Ingredients:
- 1 lb bulk breakfast pork sausage
- 1/4 cup all-purpose flour
- 2 1/2 cups whole milk
- 1 teaspoon black pepper
- 1/2 teaspoon salt
Instructions:
- Place the bulk breakfast sausage in a large skillet over medium-high heat. Break up the sausage with a spoon and cook until browned, ensuring no pink remains, typically about 7 to 8 minutes.
- Drain the rendered fat, reserving 1/4 cup of the grease in the skillet. If necessary (if the sausage was very lean), supplement with butter or lard to ensure 1/4 cup of fat remains. Set the cooked sausage aside.
- Reduce heat to medium-low. Whisk the all-purpose flour into the reserved fat until fully incorporated, creating a smooth roux. Cook the roux for 1 to 2 minutes, stirring constantly, to remove the raw flour taste.
- Slowly pour the whole milk into the roux while vigorously whisking. Continue to whisk constantly to prevent lumps from forming and incorporate the liquid thoroughly.
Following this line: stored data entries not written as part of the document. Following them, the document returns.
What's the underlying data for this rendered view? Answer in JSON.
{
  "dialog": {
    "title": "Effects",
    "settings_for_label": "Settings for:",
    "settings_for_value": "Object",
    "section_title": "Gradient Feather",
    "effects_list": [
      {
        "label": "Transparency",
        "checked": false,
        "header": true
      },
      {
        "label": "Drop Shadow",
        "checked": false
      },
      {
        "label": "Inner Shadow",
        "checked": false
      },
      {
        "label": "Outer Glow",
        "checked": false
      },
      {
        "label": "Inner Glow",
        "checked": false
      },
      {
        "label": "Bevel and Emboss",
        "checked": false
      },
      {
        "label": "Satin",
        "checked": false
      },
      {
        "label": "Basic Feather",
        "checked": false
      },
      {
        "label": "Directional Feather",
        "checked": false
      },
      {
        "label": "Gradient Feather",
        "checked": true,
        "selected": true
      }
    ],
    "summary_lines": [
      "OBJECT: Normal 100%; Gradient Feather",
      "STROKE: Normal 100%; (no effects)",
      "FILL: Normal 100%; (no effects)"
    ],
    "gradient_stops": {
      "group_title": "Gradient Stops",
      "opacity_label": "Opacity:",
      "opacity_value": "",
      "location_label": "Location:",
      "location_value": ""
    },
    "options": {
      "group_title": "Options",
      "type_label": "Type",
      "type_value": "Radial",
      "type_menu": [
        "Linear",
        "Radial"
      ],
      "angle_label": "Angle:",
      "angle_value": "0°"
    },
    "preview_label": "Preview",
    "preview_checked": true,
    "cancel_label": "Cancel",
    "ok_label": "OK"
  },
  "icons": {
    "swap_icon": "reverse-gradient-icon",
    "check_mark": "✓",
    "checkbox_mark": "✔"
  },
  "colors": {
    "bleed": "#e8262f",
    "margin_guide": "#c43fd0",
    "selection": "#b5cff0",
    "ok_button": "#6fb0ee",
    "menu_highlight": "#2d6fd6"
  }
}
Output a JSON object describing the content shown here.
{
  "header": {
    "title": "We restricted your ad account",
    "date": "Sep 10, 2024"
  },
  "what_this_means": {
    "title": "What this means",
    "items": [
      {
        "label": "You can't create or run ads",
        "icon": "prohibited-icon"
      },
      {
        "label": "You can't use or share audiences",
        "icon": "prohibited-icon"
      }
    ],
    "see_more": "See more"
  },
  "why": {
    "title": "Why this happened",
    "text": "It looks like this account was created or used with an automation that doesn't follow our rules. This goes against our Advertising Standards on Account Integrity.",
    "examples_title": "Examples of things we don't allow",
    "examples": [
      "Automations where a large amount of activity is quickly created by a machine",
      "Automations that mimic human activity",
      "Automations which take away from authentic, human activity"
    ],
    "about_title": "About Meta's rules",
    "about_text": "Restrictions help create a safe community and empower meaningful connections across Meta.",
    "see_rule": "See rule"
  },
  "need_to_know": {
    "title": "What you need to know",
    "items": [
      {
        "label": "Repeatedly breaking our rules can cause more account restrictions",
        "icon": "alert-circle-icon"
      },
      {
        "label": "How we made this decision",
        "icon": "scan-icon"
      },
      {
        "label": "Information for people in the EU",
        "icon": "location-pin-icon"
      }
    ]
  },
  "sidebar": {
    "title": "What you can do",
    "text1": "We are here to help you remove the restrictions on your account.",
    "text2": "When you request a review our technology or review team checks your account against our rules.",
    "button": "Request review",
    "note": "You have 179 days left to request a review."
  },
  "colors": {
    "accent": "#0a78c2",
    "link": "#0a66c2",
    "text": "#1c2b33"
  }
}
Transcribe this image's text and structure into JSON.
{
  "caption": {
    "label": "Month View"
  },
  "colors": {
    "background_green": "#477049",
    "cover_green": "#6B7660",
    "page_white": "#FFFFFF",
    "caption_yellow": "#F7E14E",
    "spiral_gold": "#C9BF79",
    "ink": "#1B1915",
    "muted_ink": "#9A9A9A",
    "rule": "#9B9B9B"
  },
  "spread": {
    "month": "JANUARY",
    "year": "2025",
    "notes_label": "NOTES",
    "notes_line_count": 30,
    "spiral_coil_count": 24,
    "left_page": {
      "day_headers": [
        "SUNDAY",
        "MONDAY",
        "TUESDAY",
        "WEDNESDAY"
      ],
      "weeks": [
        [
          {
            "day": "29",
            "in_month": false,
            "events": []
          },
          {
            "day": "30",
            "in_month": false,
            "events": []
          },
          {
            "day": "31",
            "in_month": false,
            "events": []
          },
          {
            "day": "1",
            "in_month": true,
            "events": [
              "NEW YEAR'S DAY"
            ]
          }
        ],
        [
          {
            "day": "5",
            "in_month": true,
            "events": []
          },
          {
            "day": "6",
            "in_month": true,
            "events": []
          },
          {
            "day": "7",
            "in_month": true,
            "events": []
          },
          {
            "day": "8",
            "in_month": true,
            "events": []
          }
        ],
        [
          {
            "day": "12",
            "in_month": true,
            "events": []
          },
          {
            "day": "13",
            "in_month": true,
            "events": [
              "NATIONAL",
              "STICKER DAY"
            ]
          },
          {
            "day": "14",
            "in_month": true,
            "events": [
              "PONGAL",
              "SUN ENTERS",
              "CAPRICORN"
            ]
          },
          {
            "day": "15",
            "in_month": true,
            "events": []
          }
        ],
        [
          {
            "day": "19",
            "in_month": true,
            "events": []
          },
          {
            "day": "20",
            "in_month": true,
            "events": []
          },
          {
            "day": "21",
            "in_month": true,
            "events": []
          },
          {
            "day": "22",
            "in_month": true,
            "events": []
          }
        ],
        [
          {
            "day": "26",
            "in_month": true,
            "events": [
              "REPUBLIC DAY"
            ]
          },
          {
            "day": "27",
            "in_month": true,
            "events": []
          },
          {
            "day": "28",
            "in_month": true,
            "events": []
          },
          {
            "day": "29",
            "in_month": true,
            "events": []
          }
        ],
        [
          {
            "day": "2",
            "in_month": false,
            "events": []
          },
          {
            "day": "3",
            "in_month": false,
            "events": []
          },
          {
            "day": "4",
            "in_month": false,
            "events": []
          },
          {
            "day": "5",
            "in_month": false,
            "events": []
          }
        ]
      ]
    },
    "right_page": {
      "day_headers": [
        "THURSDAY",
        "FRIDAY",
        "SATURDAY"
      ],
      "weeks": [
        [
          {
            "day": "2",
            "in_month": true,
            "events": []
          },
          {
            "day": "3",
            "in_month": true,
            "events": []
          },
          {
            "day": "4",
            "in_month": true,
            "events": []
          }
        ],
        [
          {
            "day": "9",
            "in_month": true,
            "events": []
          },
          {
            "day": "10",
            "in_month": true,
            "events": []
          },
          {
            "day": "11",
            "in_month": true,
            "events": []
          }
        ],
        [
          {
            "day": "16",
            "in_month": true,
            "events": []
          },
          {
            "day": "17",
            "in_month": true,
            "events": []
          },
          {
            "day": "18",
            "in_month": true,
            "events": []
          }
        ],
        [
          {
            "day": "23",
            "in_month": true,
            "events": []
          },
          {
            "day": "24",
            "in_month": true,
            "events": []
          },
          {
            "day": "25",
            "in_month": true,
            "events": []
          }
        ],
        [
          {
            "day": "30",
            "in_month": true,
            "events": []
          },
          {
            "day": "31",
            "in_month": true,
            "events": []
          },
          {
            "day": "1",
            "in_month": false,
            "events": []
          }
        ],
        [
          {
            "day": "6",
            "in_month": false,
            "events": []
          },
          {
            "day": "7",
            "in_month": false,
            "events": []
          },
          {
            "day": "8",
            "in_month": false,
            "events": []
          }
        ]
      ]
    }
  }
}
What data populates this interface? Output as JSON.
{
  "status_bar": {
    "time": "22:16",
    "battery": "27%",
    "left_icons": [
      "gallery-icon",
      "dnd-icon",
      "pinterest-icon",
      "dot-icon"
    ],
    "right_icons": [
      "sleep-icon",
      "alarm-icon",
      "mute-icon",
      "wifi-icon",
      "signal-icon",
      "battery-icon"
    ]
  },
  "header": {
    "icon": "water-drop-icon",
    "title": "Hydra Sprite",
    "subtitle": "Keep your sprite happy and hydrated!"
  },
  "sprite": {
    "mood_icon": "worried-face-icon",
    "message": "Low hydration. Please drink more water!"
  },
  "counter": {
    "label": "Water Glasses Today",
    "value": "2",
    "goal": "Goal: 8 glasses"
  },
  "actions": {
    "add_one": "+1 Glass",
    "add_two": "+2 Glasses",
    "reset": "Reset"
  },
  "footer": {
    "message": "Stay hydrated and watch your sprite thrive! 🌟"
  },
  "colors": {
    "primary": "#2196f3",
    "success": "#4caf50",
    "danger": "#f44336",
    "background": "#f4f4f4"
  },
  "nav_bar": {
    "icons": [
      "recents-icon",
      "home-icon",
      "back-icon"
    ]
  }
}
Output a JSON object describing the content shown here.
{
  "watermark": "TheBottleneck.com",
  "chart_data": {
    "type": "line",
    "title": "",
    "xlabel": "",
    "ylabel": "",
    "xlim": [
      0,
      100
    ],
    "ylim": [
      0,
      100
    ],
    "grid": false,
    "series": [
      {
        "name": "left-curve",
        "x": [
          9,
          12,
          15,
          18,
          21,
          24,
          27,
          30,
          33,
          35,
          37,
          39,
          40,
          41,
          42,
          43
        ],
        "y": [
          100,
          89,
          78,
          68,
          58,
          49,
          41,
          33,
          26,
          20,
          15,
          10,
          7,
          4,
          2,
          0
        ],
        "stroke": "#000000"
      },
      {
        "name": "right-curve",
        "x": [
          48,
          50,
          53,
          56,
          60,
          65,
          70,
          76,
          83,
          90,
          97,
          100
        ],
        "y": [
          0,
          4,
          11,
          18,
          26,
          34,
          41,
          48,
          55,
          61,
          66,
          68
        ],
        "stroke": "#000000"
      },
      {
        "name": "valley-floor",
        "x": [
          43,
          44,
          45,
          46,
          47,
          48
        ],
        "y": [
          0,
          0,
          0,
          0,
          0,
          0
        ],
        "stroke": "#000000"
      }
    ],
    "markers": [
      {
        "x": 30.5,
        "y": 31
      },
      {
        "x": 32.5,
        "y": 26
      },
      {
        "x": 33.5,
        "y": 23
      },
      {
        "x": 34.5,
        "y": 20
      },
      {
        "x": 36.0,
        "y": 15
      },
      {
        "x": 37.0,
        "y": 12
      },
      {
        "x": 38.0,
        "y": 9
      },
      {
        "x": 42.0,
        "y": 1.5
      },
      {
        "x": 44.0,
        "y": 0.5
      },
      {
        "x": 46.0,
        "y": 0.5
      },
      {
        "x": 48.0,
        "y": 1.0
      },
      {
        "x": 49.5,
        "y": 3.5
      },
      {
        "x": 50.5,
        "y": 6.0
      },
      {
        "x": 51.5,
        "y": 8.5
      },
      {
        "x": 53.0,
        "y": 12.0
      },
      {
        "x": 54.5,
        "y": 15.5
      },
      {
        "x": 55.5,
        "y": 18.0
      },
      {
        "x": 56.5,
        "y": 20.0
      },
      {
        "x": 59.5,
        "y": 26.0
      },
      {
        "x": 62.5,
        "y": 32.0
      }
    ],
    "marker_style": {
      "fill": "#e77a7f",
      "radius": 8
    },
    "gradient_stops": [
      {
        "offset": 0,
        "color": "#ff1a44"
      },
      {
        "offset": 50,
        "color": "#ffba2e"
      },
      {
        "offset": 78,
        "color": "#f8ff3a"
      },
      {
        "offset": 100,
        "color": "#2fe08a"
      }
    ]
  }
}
- Bring the gravy mixture to a gentle simmer, stirring until it thickens sufficiently (about 3 minutes). The gravy should coat the back of a spoon.
- Stir the cooked sausage back into the gravy. Season with 1 teaspoon of black pepper and 1/2 teaspoon of salt. Taste and adjust seasonings as needed. Serve immediately over hot biscuits.